Part G Signature Of MOLST-Qualified Health Care Provider

(50) Signature Requirement For Rhode Island Medical Professional. The Rhode Island Medical Professional facilitating these medical orders should sign his or her approval. This will need to be a Licensed Physician, Registered Nurse Practitioner (RNP or APRN), or a Physician’s Assistant This Party must sign his or her name, dispense the number needed to reach him or her by phone, and supply the date and the time this authorizing signature was produced.

(51) Medical Authorization By Signature. The Physician, Registered Nurse, or Physician’s Assistant approving these orders must do so by signature.
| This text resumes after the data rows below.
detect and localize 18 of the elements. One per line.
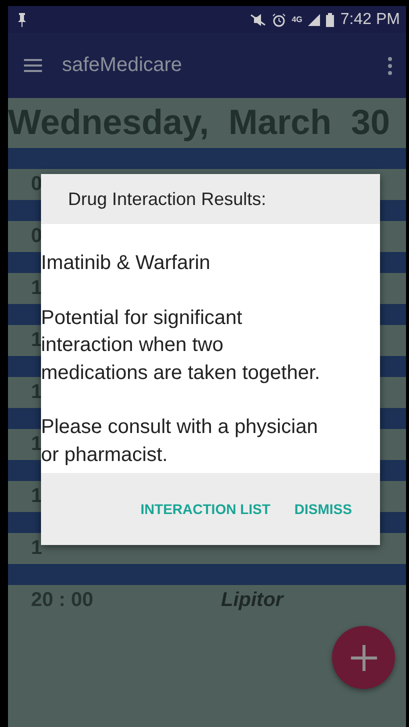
app-title: safeMedicare xyxy=(62,54,184,77)
interaction-list-button[interactable]: INTERACTION LIST xyxy=(132,493,278,525)
dialog-message: Potential for significant interaction when two medications are taken together. xyxy=(41,306,322,386)
plus-icon xyxy=(350,644,378,672)
signal-icon xyxy=(308,14,320,26)
medication-name: Lipitor xyxy=(221,589,284,612)
pin-icon xyxy=(18,12,26,26)
mute-icon xyxy=(250,14,266,26)
alarm-icon xyxy=(272,12,286,26)
dismiss-button[interactable]: DISMISS xyxy=(286,493,360,525)
network-type: 4G xyxy=(292,16,302,24)
dialog-title: Drug Interaction Results: xyxy=(68,188,266,210)
battery-icon xyxy=(326,12,334,26)
more-options-icon[interactable] xyxy=(388,56,392,74)
clock-time: 7:42 PM xyxy=(340,10,400,28)
dialog-message: Please consult with a physician or pharmacist. xyxy=(41,415,319,468)
dialog-message: Imatinib & Warfarin xyxy=(41,251,212,276)
menu-icon[interactable] xyxy=(24,59,42,72)
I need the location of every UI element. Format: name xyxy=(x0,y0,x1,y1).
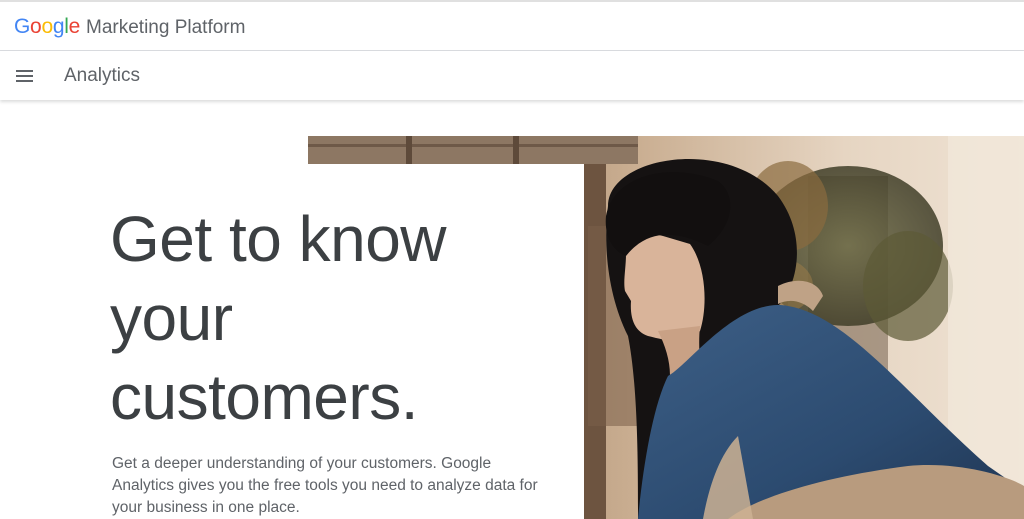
menu-line xyxy=(16,70,33,72)
logo-letter: g xyxy=(52,15,65,38)
menu-line xyxy=(16,75,33,77)
platform-name-link[interactable]: Marketing Platform xyxy=(86,17,245,39)
product-bar: Analytics xyxy=(0,51,1024,100)
hero-heading-line: customers. xyxy=(110,361,418,433)
logo-letter: o xyxy=(30,15,42,38)
hero-description: Get a deeper understanding of your custo… xyxy=(112,455,538,516)
hero-heading-line: your xyxy=(110,282,233,354)
product-title[interactable]: Analytics xyxy=(64,65,140,87)
google-logo[interactable]: Google xyxy=(14,15,80,39)
brand-bar: Google Marketing Platform xyxy=(0,2,1024,51)
logo-letter: o xyxy=(41,15,53,38)
hamburger-menu-icon[interactable] xyxy=(15,68,35,84)
logo-letter: e xyxy=(68,15,81,38)
logo-letter: G xyxy=(14,15,31,38)
hero-heading: Get to know your customers. xyxy=(110,200,570,437)
hero-heading-line: Get to know xyxy=(110,203,447,275)
menu-line xyxy=(16,80,33,82)
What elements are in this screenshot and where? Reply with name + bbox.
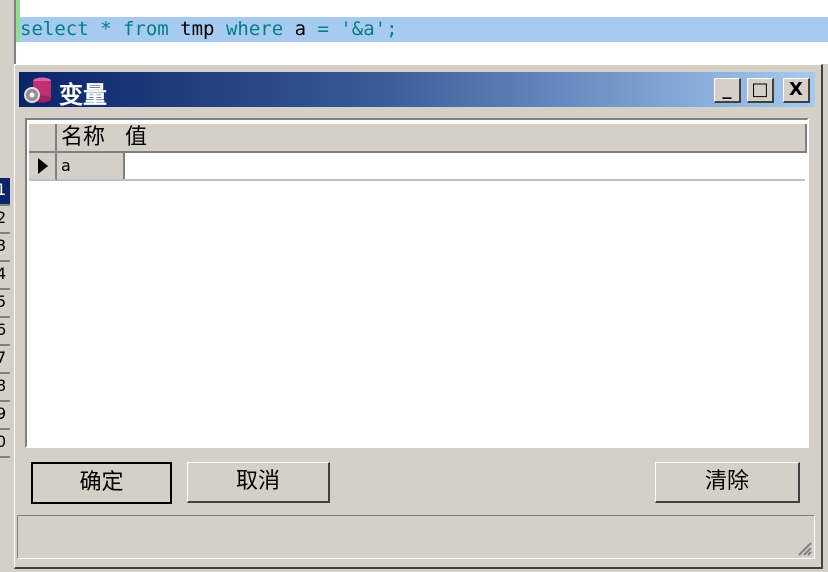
row-number: 9	[0, 402, 10, 430]
variable-name-cell[interactable]: a	[57, 153, 125, 181]
resize-grip-icon[interactable]	[796, 540, 812, 556]
ok-button[interactable]: 确定	[31, 462, 172, 504]
variable-value-cell[interactable]	[123, 153, 805, 181]
row-indicator	[29, 153, 57, 181]
current-row-arrow-icon	[38, 158, 48, 174]
row-number: 6	[0, 318, 10, 346]
column-header-name[interactable]: 名称	[57, 124, 125, 153]
maximize-button[interactable]: □	[747, 78, 774, 103]
row-number: 3	[0, 234, 10, 262]
close-button[interactable]: X	[783, 78, 810, 103]
row-number: 5	[0, 290, 10, 318]
column-header-value[interactable]: 值	[123, 124, 807, 153]
sql-token: tmp	[168, 18, 226, 40]
sql-line[interactable]: select * from tmp where a = '&a';	[20, 17, 828, 42]
variables-grid[interactable]: 名称 值 a	[25, 118, 809, 448]
cancel-button[interactable]: 取消	[187, 462, 330, 503]
editor-gutter	[0, 0, 16, 64]
title-bar[interactable]: 变量 _ □ X	[19, 72, 815, 109]
row-number: 2	[0, 206, 10, 234]
grid-corner	[29, 124, 57, 153]
sql-token: a	[283, 18, 318, 40]
row-number: 1	[0, 178, 10, 206]
variables-dialog: 变量 _ □ X 名称 值 a 确定 取消 清除	[14, 64, 823, 569]
sql-token: = '&a';	[317, 18, 398, 40]
status-bar	[17, 515, 815, 559]
sql-editor[interactable]: select * from tmp where a = '&a';	[0, 0, 828, 64]
sql-token: select	[20, 18, 89, 40]
row-number: 4	[0, 262, 10, 290]
sql-token: *	[88, 18, 123, 40]
sql-token: where	[225, 18, 284, 40]
row-number: 0	[0, 430, 10, 458]
minimize-button[interactable]: _	[714, 78, 741, 103]
row-number-gutter: 1234567890	[0, 178, 10, 458]
row-number: 8	[0, 374, 10, 402]
database-gear-icon	[24, 77, 51, 103]
clear-button[interactable]: 清除	[655, 462, 800, 503]
dialog-title: 变量	[59, 81, 107, 109]
sql-token: from	[122, 18, 169, 40]
row-number: 7	[0, 346, 10, 374]
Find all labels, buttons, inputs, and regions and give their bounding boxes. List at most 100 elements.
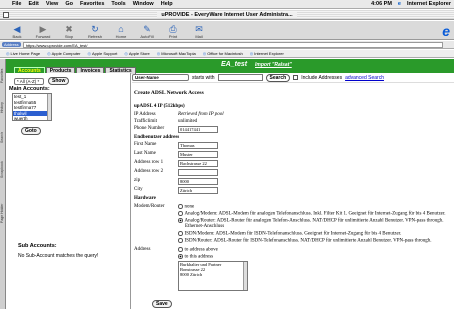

He or she must sign this document then furnish the Rhode Island License Number that qualifies him or her to practice medicine in this state.

Signature Of Patient, Decision Maker, Parent/Guardian Of Minor Or Guardian 

(52) Signature Of Rhode Island Declarant. The Rhode Island Declarant, either dispensing his or her medical orders or those of the Patient being represented, must sign his or her name then continue to document his or her telephone number and relationship to the Patient. Keep in mind this relationship must be defined even if the Rhode Island Patient is the Declarant (in which case, record the word “Self” as the relationship).

(53) Printed Name And Address.

Future Rhode Island Patient MOLST Evaluations

(54) Keep The Rhode Island MOLST Up-To-Date. The Rhode Island Patient should be encouraged to keep this paperwork current even if no change in his or her directions is needed. Such a review will require that is conducted by a Rhode Island Medical Professional. Notice the final table of this document. Here, the date and time when this document is reviewed, the name and signature of the Reviewer, the location of this review, and the results of the interview must be documented in this table.